Interconnected redundant systems solve plenty of security problems, but they also create literally a world of new security problems. This is because as ever more clever problem solvers interact, they elicit responses among their adversaries, who themselves must improve in order to keep up. The resulting escalation of armaments and defenses, and strategies and counter-strategies, that occurs between competing organisms (which is the topic of the next chapter) is both a response to the creative ways organisms use redundancy and a force for further adaptation. Just as some organisms use redundancy better than others (think beetles vs. centipedes), some organisms play this game of escalation better than others. The Cold War gave us an artificial sense that escalation was mostly about who had more, or more powerful, weapons, but as the next chapter shows, this kind of linear escalation is fairly limited in nature, and since the current state of security is far more wild than it was during the Cold War, we might want to pay attention to how biological escalation really works.
chapter six
BEYOND MAD FIDDLER CRABS
IN THE 1983 FILM War Games, two teenagers inadvertently nearly set off World War III when they hack into the computer of the North American Aerospace Defense Command (NORAD
) and cause it to simulate a full-scale nuclear attack from the Soviet Union. In desperation they track down the disenchanted computer scientist, Stephen Falken, who programmed the computer, and hightail it in his helicopter to NORAD to stop the U.S. Air Force nuclear hawks before they unleash their missiles for real.

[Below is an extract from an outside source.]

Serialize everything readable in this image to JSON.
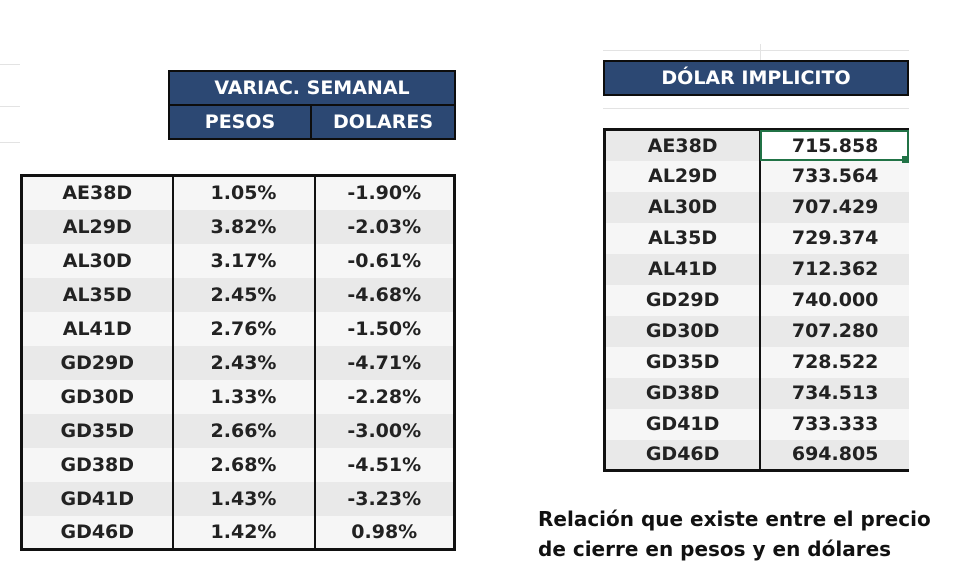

As they watch the out-of-control computer, Dr. Falken shares a plan with the movie’s female lead:FALKEN: Did you ever play tic-tac-toe?
JENNIFER: Yeah, of course.
FALKEN: But you don’t anymore.
JENNIFER: No.
FALKEN: Why?
JENNIFER: Because it’s a boring game. It’s always a tie.
FALKEN: Exactly. There’s no way to win.1
Accordingly, with the air force brass nervously watching on, they program the computer first to play tic-tac-toe against itself until it gets bored. Then they have it play thermo-nuclear war games against itself until it likewise figures out that there is no way to win and it finally stops the real game it is playing with the U.S. nuclear stockpile.
It’s a captivating scene because the simplicity of the tic-tac-toe board and the horrifying trajectories of thousands of nuclear missiles painting a web around the world map contrasted on the huge NORAD video display exemplify the same bare logic—some conflicts can’t be won.
At the end of War Games, the audience breathes a collective sigh of relief. The DEFCON level is returned to low, stability has returned. The United States and Soviets both still have thousands of missiles pointed at one another, but the computer running them has learned, just as the humans who made the missiles and the computer programs, that using them would benefit neither side. In the fantasy world of War Games and in the real world of the Cold War, this stability was known as “mutually assured destruction,” or MAD. The idea that any release from this stable state would lead to immediate and complete catastrophe became the mechanism and the energy to maintain stability. MAD is what kept the Cold War cold.